Evaluations (evals) are an essential part of building reliable and high-quality LLM applications. They help you assess performance of your application, ensuring that quality remains consistent as you make updates. If you come from a software engineering background, you’re likely familiar with using tests for this purpose. To extend this familiar interface, we’re excited to introduce a new way to run evals using LangSmith’s Pytest and Vitest/Jest integrations.
These new integrations are available now in beta with v0.3.0 of the LangSmith Python and Typescript SDK’s.
Why use testing frameworks for LLM evals
If you’re already using Pytest or Vitest/Jest to test your application, the new LangSmith integrations give you the flexibility, familiarity and runtime behavior of Pytest/Vitest with the observability and sharing features of LangSmith. These integrations use the exact same developer experience (DX) you’re used to, and have the following benefits:
Debug your tests in LangSmith
Applications that use LLMs have additional complexity when debugging due to their non-determistic nature. LangSmith saves inputs/outputs and stack traces from your test cases to help you pinpoint the root cause of issues.
Log metrics (beyond pass/fail) in LangSmith and track progress over time
Typically, testing frameworks focus only on pass/fail results, but testing LLM applications often requires a more nuanced approach. You may not have hard pass/fail criteria; rather, you want to log results and see how your application improves over time. With LangSmith, you can log feedback and compare results over time to prevent regressions and ensure that you're always deploying the best version of your application.
Share results with your team
Building with LLMs is often a team effort. We commonly see subject matter experts involved in the process of prompt creation or when creating evals.

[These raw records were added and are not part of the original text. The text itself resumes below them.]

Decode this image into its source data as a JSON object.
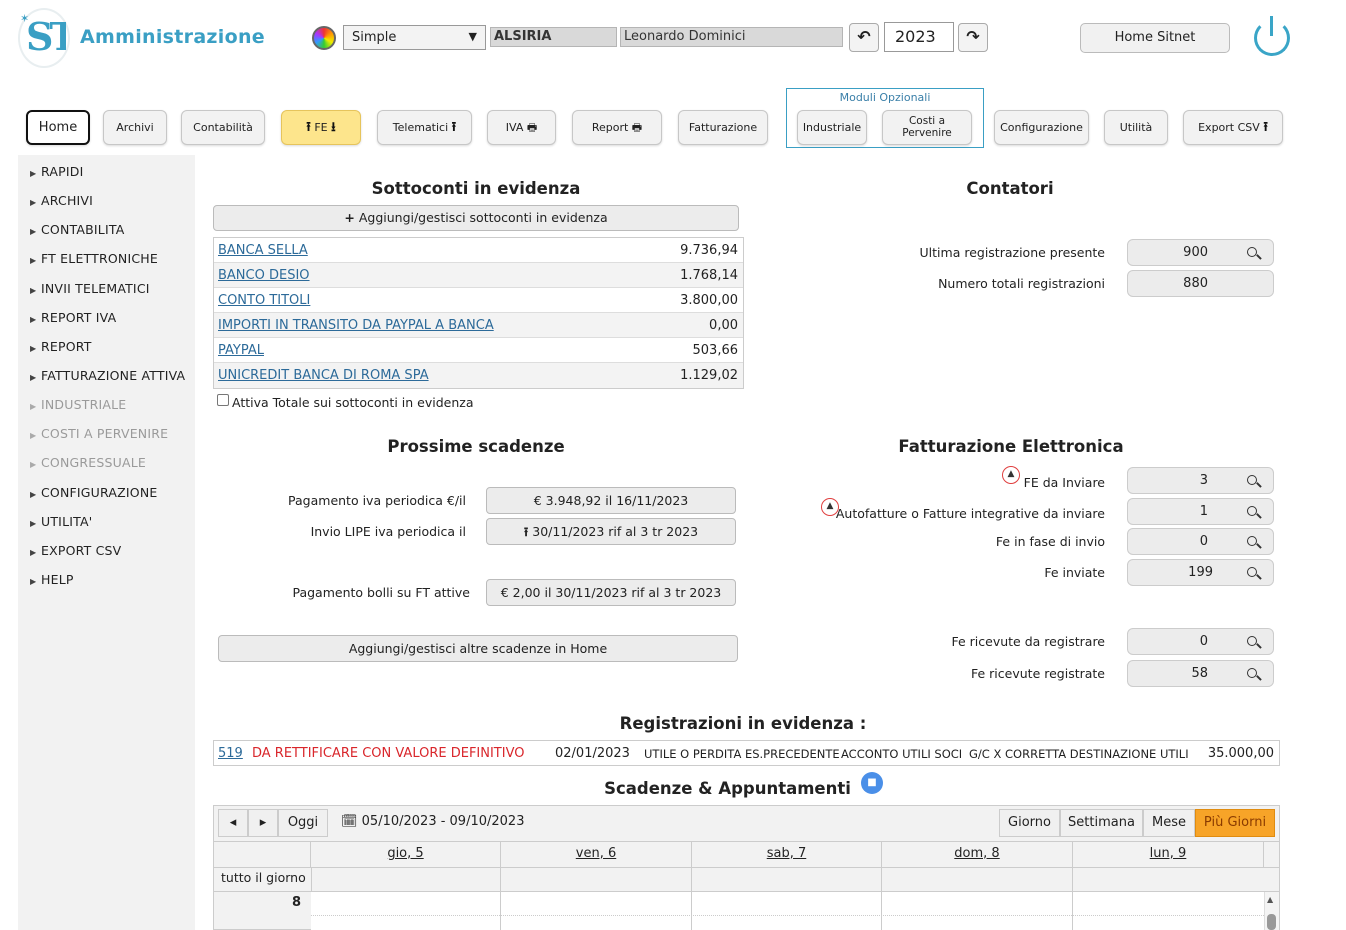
{
  "header": {
    "app_title": "Amministrazione",
    "view_select": "Simple",
    "company": "ALSIRIA",
    "user": "Leonardo Dominici",
    "year": "2023",
    "home_sitnet": "Home Sitnet"
  },
  "toolbar": {
    "home": "Home",
    "archivi": "Archivi",
    "contabilita": "Contabilità",
    "fe": "FE",
    "telematici": "Telematici",
    "iva": "IVA",
    "report": "Report",
    "fatturazione": "Fatturazione",
    "moduli_opzionali": "Moduli Opzionali",
    "industriale": "Industriale",
    "costi_1": "Costi a",
    "costi_2": "Pervenire",
    "configurazione": "Configurazione",
    "utilita": "Utilità",
    "export_csv": "Export CSV"
  },
  "sidebar": {
    "items": [
      {
        "label": "RAPIDI"
      },
      {
        "label": "ARCHIVI"
      },
      {
        "label": "CONTABILITA"
      },
      {
        "label": "FT ELETTRONICHE"
      },
      {
        "label": "INVII TELEMATICI"
      },
      {
        "label": "REPORT IVA"
      },
      {
        "label": "REPORT"
      },
      {
        "label": "FATTURAZIONE ATTIVA"
      },
      {
        "label": "INDUSTRIALE"
      },
      {
        "label": "COSTI A PERVENIRE"
      },
      {
        "label": "CONGRESSUALE"
      },
      {
        "label": "CONFIGURAZIONE"
      },
      {
        "label": "UTILITA'"
      },
      {
        "label": "EXPORT CSV"
      },
      {
        "label": "HELP"
      }
    ]
  },
  "sottoconti": {
    "title": "Sottoconti in evidenza",
    "add_button": "Aggiungi/gestisci sottoconti in evidenza",
    "rows": [
      {
        "name": "BANCA SELLA",
        "value": "9.736,94"
      },
      {
        "name": "BANCO DESIO",
        "value": "1.768,14"
      },
      {
        "name": "CONTO TITOLI",
        "value": "3.800,00"
      },
      {
        "name": "IMPORTI IN TRANSITO DA PAYPAL A BANCA",
        "value": "0,00"
      },
      {
        "name": "PAYPAL",
        "value": "503,66"
      },
      {
        "name": "UNICREDIT BANCA DI ROMA SPA",
        "value": "1.129,02"
      }
    ],
    "checkbox_label": "Attiva Totale sui sottoconti in evidenza"
  },
  "contatori": {
    "title": "Contatori",
    "ultima_label": "Ultima registrazione presente",
    "ultima_value": "900",
    "totali_label": "Numero totali registrazioni",
    "totali_value": "880"
  },
  "scadenze": {
    "title": "Prossime scadenze",
    "iva_label": "Pagamento iva periodica €/il",
    "iva_value": "€ 3.948,92 il 16/11/2023",
    "lipe_label": "Invio LIPE iva periodica il",
    "lipe_value": "30/11/2023 rif al 3 tr 2023",
    "bolli_label": "Pagamento bolli su FT attive",
    "bolli_value": "€ 2,00 il 30/11/2023 rif al 3 tr 2023",
    "add_button": "Aggiungi/gestisci altre scadenze in Home"
  },
  "fe": {
    "title": "Fatturazione Elettronica",
    "rows": [
      {
        "label": "FE da Inviare",
        "value": "3"
      },
      {
        "label": "Autofatture o Fatture integrative da inviare",
        "value": "1"
      },
      {
        "label": "Fe in fase di invio",
        "value": "0"
      },
      {
        "label": "Fe inviate",
        "value": "199"
      },
      {
        "label": "Fe ricevute da registrare",
        "value": "0"
      },
      {
        "label": "Fe ricevute registrate",
        "value": "58"
      }
    ]
  },
  "registrazioni": {
    "title": "Registrazioni in evidenza :",
    "num": "519",
    "note": "DA RETTIFICARE CON VALORE DEFINITIVO",
    "date": "02/01/2023",
    "c1": "UTILE O PERDITA ES.PRECEDENTE",
    "c2": "ACCONTO UTILI SOCI",
    "c3": "G/C X CORRETTA DESTINAZIONE UTILI",
    "amount": "35.000,00"
  },
  "calendar": {
    "title": "Scadenze & Appuntamenti",
    "today": "Oggi",
    "range": "05/10/2023 - 09/10/2023",
    "views": [
      "Giorno",
      "Settimana",
      "Mese",
      "Più Giorni"
    ],
    "days": [
      "gio, 5",
      "ven, 6",
      "sab, 7",
      "dom, 8",
      "lun, 9"
    ],
    "allday": "tutto il giorno",
    "hour": "8"
  },
  "colors": {
    "accent": "#3a9fc4",
    "active_view": "#f7a428",
    "danger": "#d9262b"
  }
}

LangSmith allows you to share results of experiments across your team, making collaboration easier.
Built-in evaluation functions
If you’re using Python, LangSmith offers some built in evaluation functions to help when checking against your LLM’s output. For example, expect.edit_distance() is used to compute the string distance between your test’s output and the reference output provided. For more details on built-in evaluation functions, visit our API reference.
Get started
Here’s a simple test case to demonstrate how to evaluate an application that generates SQL queries. This test checks whether the application correctly identifies off-topic user input and logs the results to LangSmith. When you run a test suite, a dataset in LangSmith will be created/updated and a new experiment will be created.
Getting started with Pytest
To track a test in LangSmith add the @pytest.mark.langsmith
decorator.
# tests/test_sql.py
import openai
import pytest
from langsmith import wrappers
from langsmith import testing as t
oai_client = wrappers.wrap_openai(openai.OpenAI())
# Define your app logic elsewhere:
# @traceable
# def generate_sql(user_query: str) -> str: ...
@pytest.mark.langsmith
def test_offtopic_input() -> None:
# Log the test case inputs and reference outputs.
user_query = "whats up"
t.log_inputs({"user_query": user_query})
expected = "Sorry that is not a valid question."
t.log_reference_outputs({"response": expected})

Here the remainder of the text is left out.